It was a sunny and crisp winter day in Milan. There was so much to do and so much to think about in this city. The most international Italian city, they called it, and now I understood why. I’d been living there for just a month, but it felt like home nonetheless. A bustling, dazzling place that had completely bewitched this Sicilian girl. The streetcar, from my basement room that cost as much as an entire house in my hometown, had brought me everywhere. I’d got my dream job (well, it was unpaid, but the rest was dreamy) in the most fashionable office of the most fashionable part of the city. I had come and gone from the office. I had visited the Duomo time and time again. I had walked through the Christmas market and around the Castle. I had been to fashion shows and wine tastings and galleries and too-long shopping sessions. Now the streetcar was taking me elsewhere. I was going to the hospital.
I felt weirdly calm in my window seat. I knew what was going to happen. This is the most international city in Italy, after all. I’d finally get my diagnosis. I was 23 years old and I had been sick since forever. I couldn’t remember a single day of my life without a headache or a little fever, a stomachache or a piercing pain in my back, a weird sensation of confusion or an intolerable pain in my hands. I didn’t know what being healthy meant, but maybe I didn’t know what feeling ill meant either. This had always been my body and it had always been like this. Uncomfortable. Painful.
The trip to the hospital was nearly an hour long and I had lots of time to remember what had been like. Feeling weird, strange, different, but never having a name for my condition. “The girl is just anxious, she will be better once she finishes school.” “Your child is an attention-seeker: she’ll grow out of it.” “There is nothing wrong with Giovanna. Don’t think about it and it will pass.” These are just some of the answers I got from doctors in 23 years of exams and analysis and check-ups. Everything was ok. Except, it wasn’t. In the end I was so tired of explaining my symptoms and being told I was crazy that I stopped talking about it.
Until I reached Milan. The greatest city, the one and only Italian metropolis. Someone would be able to help me here. I did my research and got an appointment at the hospital. A great medical center, with good doctors and incredibly advanced technologies to understand my pains. Sitting in my streetcar, I was confident. I would get out with a diagnosis in my hands. A label, a path to follow in order to get better. This is your illness; this is your cure; go on and have a happy life, I could hear the faceless doctor say. I would start over. I would be cured.
When I got to the hospital, I lost all my confidence. An immense number of buildings opened up in front of me and I really coudn’t understand where to go. A number of embarassing questions later, I was at the door of an old building. I have thought the great hospital would be more modern, but it looked like the crumbling Sicilian hospitals I had visited without results. Even then, I chose to be optimistic. Maybe it will be better on the inside. It was freezing, the sun was going down and I had to enter anyway.
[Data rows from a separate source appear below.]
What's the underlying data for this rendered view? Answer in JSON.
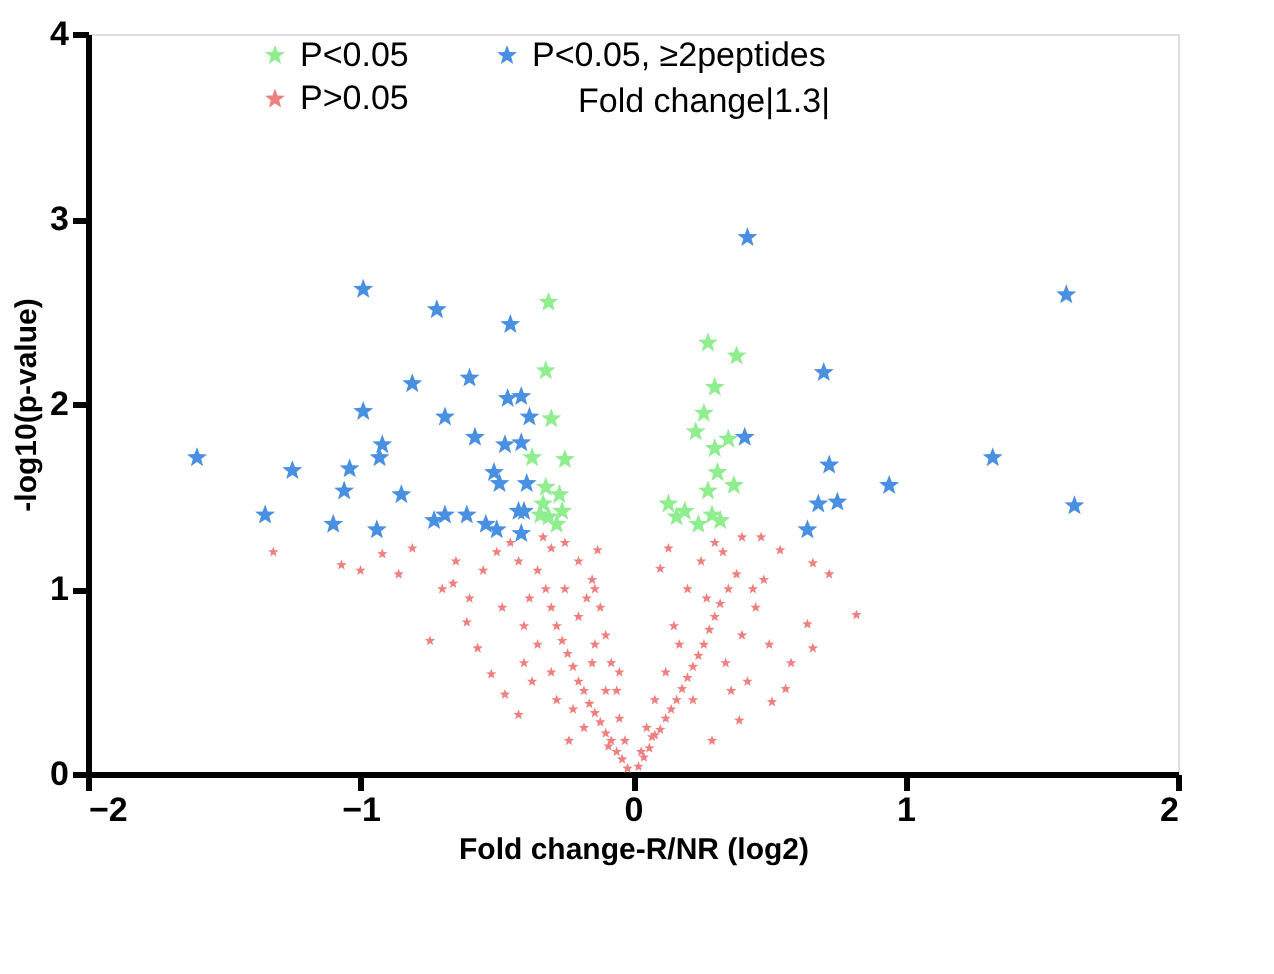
{
  "chart_data": {
    "type": "scatter",
    "xlabel": "Fold change-R/NR (log2)",
    "ylabel": "-log10(p-value)",
    "xlim": [
      -2,
      2
    ],
    "xticks": [
      -2,
      -1,
      0,
      1,
      2
    ],
    "ylim": [
      0,
      4
    ],
    "yticks": [
      0,
      1,
      2,
      3,
      4
    ],
    "grid": false,
    "legend": "top",
    "marker": "star",
    "annotations": [
      "Fold change|1.3|"
    ],
    "series": [
      {
        "name": "P<0.05",
        "color": "#90ee90",
        "x": [
          -0.31,
          -0.32,
          -0.3,
          -0.25,
          -0.37,
          -0.32,
          -0.27,
          -0.33,
          -0.26,
          -0.31,
          -0.34,
          -0.28,
          0.275,
          0.38,
          0.3,
          0.26,
          0.23,
          0.35,
          0.3,
          0.31,
          0.37,
          0.275,
          0.13,
          0.19,
          0.29,
          0.16,
          0.24,
          0.32
        ],
        "values": [
          2.55,
          2.18,
          1.92,
          1.7,
          1.71,
          1.55,
          1.51,
          1.46,
          1.42,
          1.39,
          1.4,
          1.35,
          2.33,
          2.26,
          2.09,
          1.95,
          1.85,
          1.81,
          1.76,
          1.63,
          1.56,
          1.53,
          1.46,
          1.42,
          1.4,
          1.39,
          1.35,
          1.37
        ]
      },
      {
        "name": "P<0.05, ≥2peptides",
        "color": "#4a90e2",
        "x": [
          -0.99,
          -0.72,
          -0.45,
          -0.81,
          -0.6,
          -0.46,
          -0.41,
          -0.99,
          -0.69,
          -0.38,
          -1.6,
          -1.25,
          -1.04,
          -0.92,
          -0.93,
          -0.58,
          -0.47,
          -0.41,
          -1.06,
          -0.85,
          -0.51,
          -0.49,
          -0.39,
          -1.35,
          -1.1,
          -0.94,
          -0.73,
          -0.69,
          -0.61,
          -0.54,
          -0.5,
          -0.42,
          -0.4,
          -0.41,
          0.42,
          1.59,
          0.7,
          0.41,
          0.72,
          0.94,
          1.32,
          1.62,
          0.68,
          0.75,
          0.64
        ],
        "values": [
          2.62,
          2.51,
          2.43,
          2.11,
          2.14,
          2.03,
          2.04,
          1.96,
          1.93,
          1.93,
          1.71,
          1.64,
          1.65,
          1.78,
          1.71,
          1.82,
          1.78,
          1.79,
          1.53,
          1.51,
          1.63,
          1.57,
          1.57,
          1.4,
          1.35,
          1.32,
          1.37,
          1.4,
          1.4,
          1.35,
          1.32,
          1.42,
          1.42,
          1.3,
          2.9,
          2.59,
          2.17,
          1.82,
          1.67,
          1.56,
          1.71,
          1.45,
          1.46,
          1.47,
          1.32
        ]
      },
      {
        "name": "P>0.05",
        "color": "#f08080",
        "x": [
          -1.32,
          -1.07,
          -1.0,
          -0.86,
          -0.92,
          -0.81,
          -0.745,
          -0.7,
          -0.66,
          -0.61,
          -0.57,
          -0.52,
          -0.47,
          -0.42,
          -0.235,
          -0.14,
          -0.13,
          -0.02,
          -0.04,
          -0.06,
          -0.08,
          -0.1,
          -0.12,
          -0.14,
          -0.16,
          -0.18,
          -0.2,
          -0.22,
          -0.24,
          -0.26,
          -0.28,
          -0.3,
          -0.32,
          -0.35,
          -0.3,
          -0.25,
          -0.2,
          -0.15,
          -0.12,
          -0.1,
          -0.08,
          -0.06,
          -0.05,
          -0.03,
          -0.15,
          -0.2,
          -0.25,
          -0.38,
          -0.4,
          -0.42,
          -0.45,
          -0.5,
          -0.55,
          -0.48,
          -0.35,
          -0.3,
          -0.28,
          -0.4,
          -0.18,
          -0.22,
          -0.1,
          -0.14,
          -0.6,
          -0.65,
          -0.33,
          -0.37,
          -0.05,
          -0.09,
          -0.17,
          0.82,
          0.72,
          0.66,
          0.64,
          0.66,
          0.56,
          0.51,
          0.39,
          0.29,
          0.54,
          0.47,
          0.4,
          0.1,
          0.02,
          0.04,
          0.06,
          0.08,
          0.1,
          0.12,
          0.14,
          0.16,
          0.18,
          0.2,
          0.22,
          0.24,
          0.26,
          0.28,
          0.3,
          0.32,
          0.35,
          0.38,
          0.12,
          0.15,
          0.2,
          0.25,
          0.3,
          0.34,
          0.4,
          0.45,
          0.48,
          0.36,
          0.42,
          0.05,
          0.08,
          0.17,
          0.22,
          0.27,
          0.33,
          0.44,
          0.5,
          0.58,
          0.03,
          0.07,
          0.13
        ],
        "values": [
          1.2,
          1.13,
          1.1,
          1.08,
          1.19,
          1.22,
          0.72,
          1.0,
          1.03,
          0.82,
          0.68,
          0.54,
          0.43,
          0.32,
          0.18,
          1.0,
          1.21,
          0.03,
          0.08,
          0.12,
          0.18,
          0.22,
          0.28,
          0.33,
          0.38,
          0.45,
          0.5,
          0.58,
          0.65,
          0.72,
          0.8,
          0.9,
          1.0,
          1.1,
          1.22,
          1.25,
          1.15,
          1.05,
          0.9,
          0.75,
          0.6,
          0.45,
          0.3,
          0.18,
          0.6,
          0.85,
          1.0,
          0.95,
          0.8,
          1.15,
          1.25,
          1.2,
          1.1,
          0.9,
          0.7,
          0.55,
          0.4,
          0.6,
          0.25,
          0.35,
          0.45,
          0.7,
          0.95,
          1.15,
          1.28,
          0.5,
          0.55,
          0.15,
          0.95,
          0.86,
          1.08,
          1.14,
          0.81,
          0.68,
          0.46,
          0.39,
          0.29,
          0.18,
          1.21,
          1.28,
          1.28,
          1.11,
          0.04,
          0.09,
          0.14,
          0.21,
          0.24,
          0.3,
          0.35,
          0.4,
          0.46,
          0.52,
          0.58,
          0.64,
          0.7,
          0.78,
          0.85,
          0.92,
          1.0,
          1.08,
          0.55,
          0.8,
          1.0,
          1.15,
          1.25,
          0.6,
          0.75,
          0.9,
          1.05,
          0.45,
          0.5,
          0.25,
          0.4,
          0.7,
          0.4,
          0.95,
          1.2,
          1.0,
          0.7,
          0.6,
          0.12,
          0.2,
          1.22
        ]
      }
    ]
  }
}
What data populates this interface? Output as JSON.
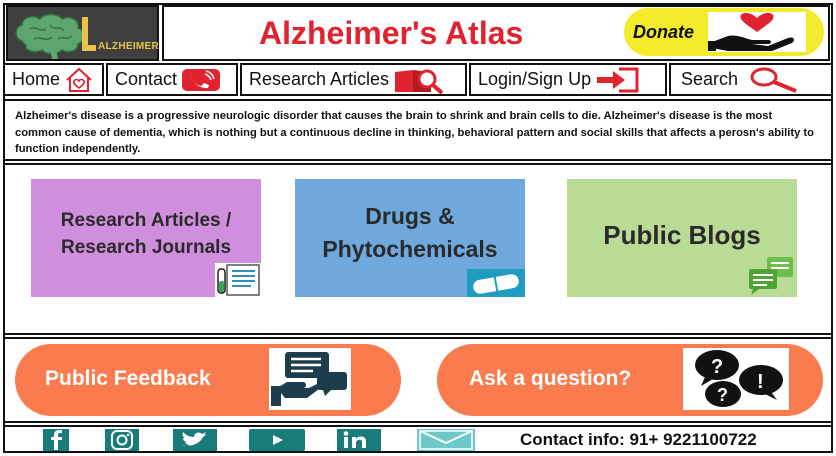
{
  "logo": {
    "text": "ALZHEIMER",
    "icon": "brain-logo-icon"
  },
  "header": {
    "title": "Alzheimer's Atlas",
    "donate_label": "Donate",
    "donate_icon": "heart-hand-icon"
  },
  "nav": {
    "items": [
      {
        "label": "Home",
        "icon": "home-heart-icon"
      },
      {
        "label": "Contact",
        "icon": "phone-icon"
      },
      {
        "label": "Research Articles",
        "icon": "book-magnifier-icon"
      },
      {
        "label": "Login/Sign Up",
        "icon": "login-arrow-icon"
      },
      {
        "label": "Search",
        "icon": "search-icon"
      }
    ]
  },
  "description": "Alzheimer's disease is a progressive neurologic disorder that causes the brain to shrink and brain cells to die. Alzheimer's disease is the most common cause of dementia, which is nothing but a continuous decline in thinking, behavioral pattern and social skills that affects a perosn's ability to function independently.",
  "cards": [
    {
      "label": "Research Articles / Research Journals",
      "icon": "clipboard-test-tube-icon",
      "color": "#cf8fdd"
    },
    {
      "label": "Drugs & Phytochemicals",
      "icon": "pill-icon",
      "color": "#6fa8dc"
    },
    {
      "label": "Public Blogs",
      "icon": "chat-bubbles-icon",
      "color": "#b9db95"
    }
  ],
  "actions": [
    {
      "label": "Public Feedback",
      "icon": "feedback-hand-icon",
      "color": "#f97b4e"
    },
    {
      "label": "Ask a question?",
      "icon": "question-bubbles-icon",
      "color": "#f97b4e"
    }
  ],
  "footer": {
    "social": [
      "facebook-icon",
      "instagram-icon",
      "twitter-icon",
      "youtube-icon",
      "linkedin-icon",
      "mail-icon"
    ],
    "contact": "Contact info: 91+ 9221100722"
  },
  "colors": {
    "title": "#e0232e",
    "donate_bg": "#f2ea2b",
    "action_bg": "#f97b4e",
    "social": "#1a7b7b"
  }
}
In that gray, old stairwell, my self-confidence wavered once again, but I went up. There was nowhere else to go, after all. A middle-aged doctor received me in a cold room. He looked as gray as the building, but I didn’t give up on hope. This man is going to change your life, I thought. He listened to me carefully, looked at the exam result I brought, touched my painful body here and there. What you have is called Fibromyalgia, he said. I had read that word on websites, but I preferred to look ignorant. I wanted the gray doctor to talk. I wanted him to tell me this is your cure, get back on the yellow streetcar and be healthy. But he didn’t. There is no cure, you have to understand that. There is no cause that we know of, therefore we have no way to make it go away.
The gray doctor was still talking, but I have stopped listening. I don’t know how I reached the stairs, how I got down, how I walked to the main entrance of the hospital. I found myself on the yellow streetcar without knowing what to do. A crinkled piece of paper was in my hands. Crushed sentences talked about medications and supplements, maybe some therapy to help me deal with the diagnosis. What diagnosis? I had a new name for my symptoms, but no cure, no reason, no real solution. I just knew I was sick and I would be for the rest of my life.
The yellow streetcar cut the darkness of Milan’s suburbs in its route. We got to the city center. Warm Christmas lights were lit all around, shop windows were decorated, a Gospel chorus was singing in front of the Duomo. But I hopped down from the streetcar feeling empty. That warm and fuzzy sensation of getting to know my destiny was gone. There was just a crinkled piece of paper with the word “Fibromyalgia” typed in a little font. A word. My yellow streetcar had promised me a new world and had led me to a single word. What a wicked streetcar.